The current fiscal year’s budget has been reduced by the government to Rs 1.692 trillion, or 90.99 percent of the original projection. Citing low foreign loan realization, delayed capital investment, and insufficient income collection, the government cut the budget.
The government cut the budgeted expenditure by Rs 168 billion compared to the amount allotted through the annual budget when it unveiled the mid-term review of the budget for FY 2024–2025 on Thursday. The government already announced a total budget of Rs 1.860 trillion for the current fiscal year.
Every administration now routinely announces an ambitious and inflated budget, only to eventually reduce it.
The government reduced the FY 2023–2024 budget by 12.62 percent to Rs 1.530 trillion in the midst of the fiscal year last year as well.
“Over ambitious” is how Finance Minister Bishnu Prasad Paudel described the current budget’s revenue collection aim during a press conference hosted by the Ministry of Finance (MoF) on Thursday.
On May 28, 2024, Barsha Man Pun, the finance minister at the time, made the FY 2024–2025 budget announcement for the previous government, which was led by Pushpa Kamal Dahal.

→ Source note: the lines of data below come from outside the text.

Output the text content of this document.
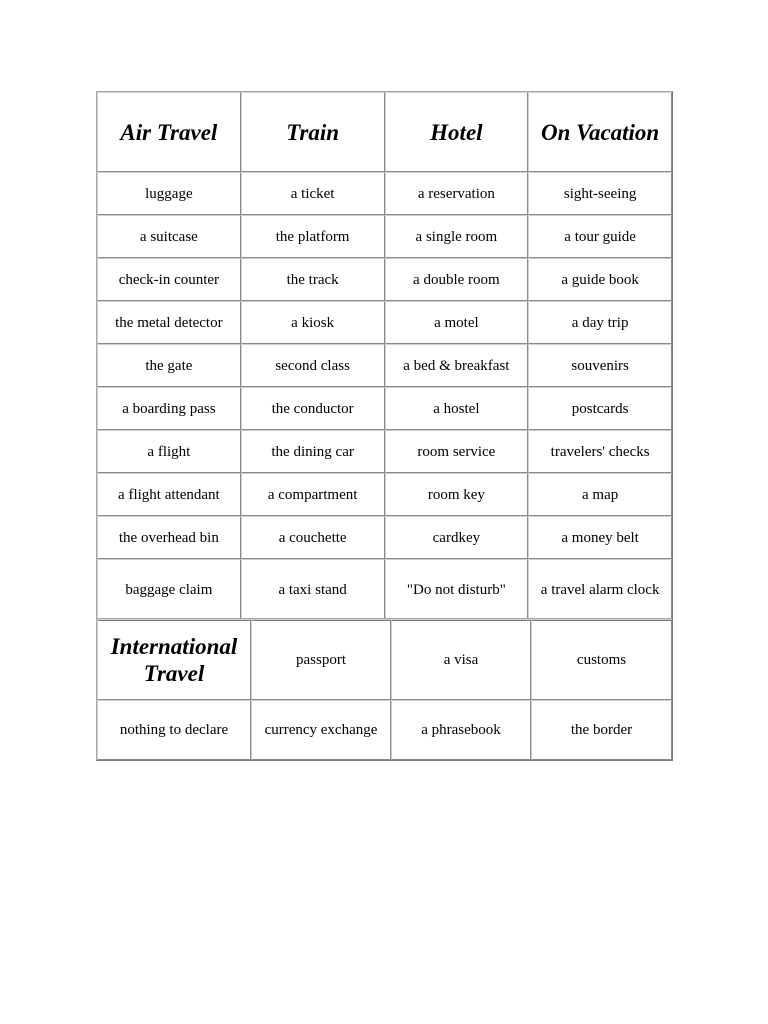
Air Travel	Train	Hotel	On Vacation
luggage	a ticket	a reservation	sight-seeing
a suitcase	the platform	a single room	a tour guide
check-in counter	the track	a double room	a guide book
the metal detector	a kiosk	a motel	a day trip
the gate	second class	a bed & breakfast	souvenirs
a boarding pass	the conductor	a hostel	postcards
a flight	the dining car	room service	travelers' checks
a flight attendant	a compartment	room key	a map
the overhead bin	a couchette	cardkey	a money belt
baggage claim	a taxi stand	"Do not disturb"	a travel alarm clock
International Travel	passport	a visa	customs
nothing to declare	currency exchange	a phrasebook	the border
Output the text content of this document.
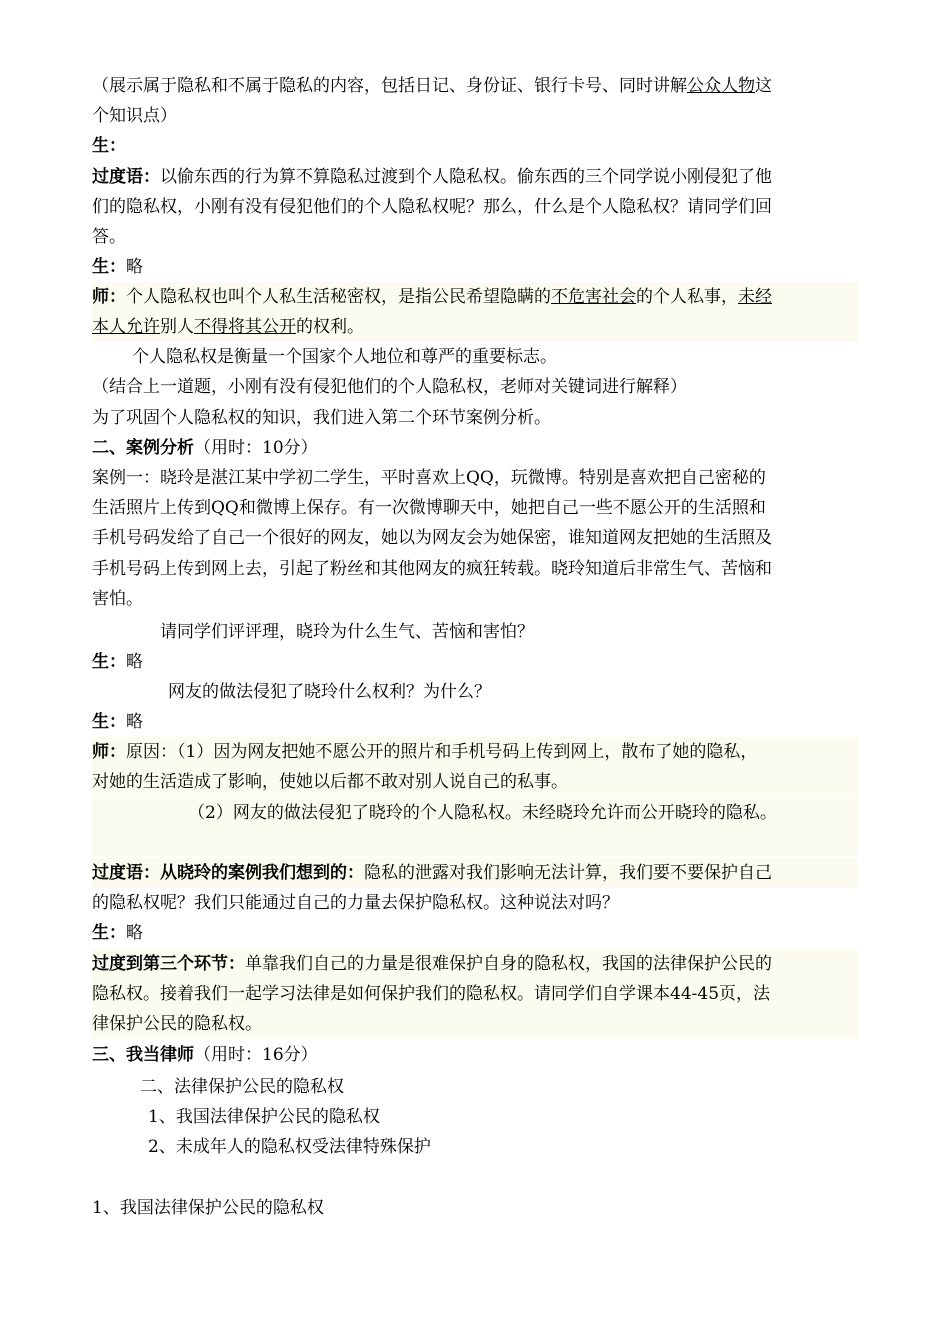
（展示属于隐私和不属于隐私的内容，包括日记、身份证、银行卡号、同时讲解公众人物这
个知识点）
生：
过度语：以偷东西的行为算不算隐私过渡到个人隐私权。偷东西的三个同学说小刚侵犯了他
们的隐私权，小刚有没有侵犯他们的个人隐私权呢？那么，什么是个人隐私权？请同学们回
答。
生：略
师：个人隐私权也叫个人私生活秘密权，是指公民希望隐瞒的不危害社会的个人私事，未经
本人允许别人不得将其公开的权利。
个人隐私权是衡量一个国家个人地位和尊严的重要标志。
（结合上一道题，小刚有没有侵犯他们的个人隐私权，老师对关键词进行解释）
为了巩固个人隐私权的知识，我们进入第二个环节案例分析。
二、案例分析（用时：10分）
案例一：晓玲是湛江某中学初二学生，平时喜欢上QQ，玩微博。特别是喜欢把自己密秘的
生活照片上传到QQ和微博上保存。有一次微博聊天中，她把自己一些不愿公开的生活照和
手机号码发给了自己一个很好的网友，她以为网友会为她保密，谁知道网友把她的生活照及
手机号码上传到网上去，引起了粉丝和其他网友的疯狂转载。晓玲知道后非常生气、苦恼和
害怕。
请同学们评评理，晓玲为什么生气、苦恼和害怕？
生：略
网友的做法侵犯了晓玲什么权利？为什么？
生：略
师：原因：（1）因为网友把她不愿公开的照片和手机号码上传到网上，散布了她的隐私，
对她的生活造成了影响，使她以后都不敢对别人说自己的私事。
（2）网友的做法侵犯了晓玲的个人隐私权。未经晓玲允许而公开晓玲的隐私。
过度语：从晓玲的案例我们想到的：隐私的泄露对我们影响无法计算，我们要不要保护自己
的隐私权呢？我们只能通过自己的力量去保护隐私权。这种说法对吗？
生：略
过度到第三个环节：单靠我们自己的力量是很难保护自身的隐私权，我国的法律保护公民的
隐私权。接着我们一起学习法律是如何保护我们的隐私权。请同学们自学课本44-45页，法
律保护公民的隐私权。
三、我当律师（用时：16分）
二、法律保护公民的隐私权
1、我国法律保护公民的隐私权
2、未成年人的隐私权受法律特殊保护
1、我国法律保护公民的隐私权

“Although the government is having trouble allocating sufficient funds for capital projects, the mandatory liabilities, multi-year project payments, and sudden increases in liabilities brought on by natural disasters have put additional strain on budgetary management,” Paudel stated.
The administration cut recurrent spending by 9.76 percent to Rs 1.029 trillion while examining the overall budget size. In the same vein, the capital spending goal was lowered from Rs 352.35 billion to Rs 299.50 billion. Only 18.29 percent (Rs 64.46 billion) of the funds allotted for development projects were spent by the government in the nearly seven months of the current fiscal year.
The MoF claims that the prolonged economic downturn is the primary reason why the government has been having trouble reaching its tax-collecting goal. The government lowered the income collection target from Rs 1.419 trillion to Rs 1.286 trillion, or Rs 133 billion, during the mid-term review. Furthermore, the objective for external borrowing has been lowered by 16.92 percent to Rs 180.83 billion.
The government has fallen short of the goal, despite revenue collection rising 12.7% in the first half of the current fiscal year compared to the same period in the previous fiscal year. According to the budget analysis, it is because of the inflated goal that was set for this year.
For the current fiscal year, the yearly budget aims to attain a six percent economic growth rate. But the government is also likely to fall short of the growth goal. The National Statistics Office reports that in the first quarter of this year, the nation’s economic growth rate was a mere 3.4 percent.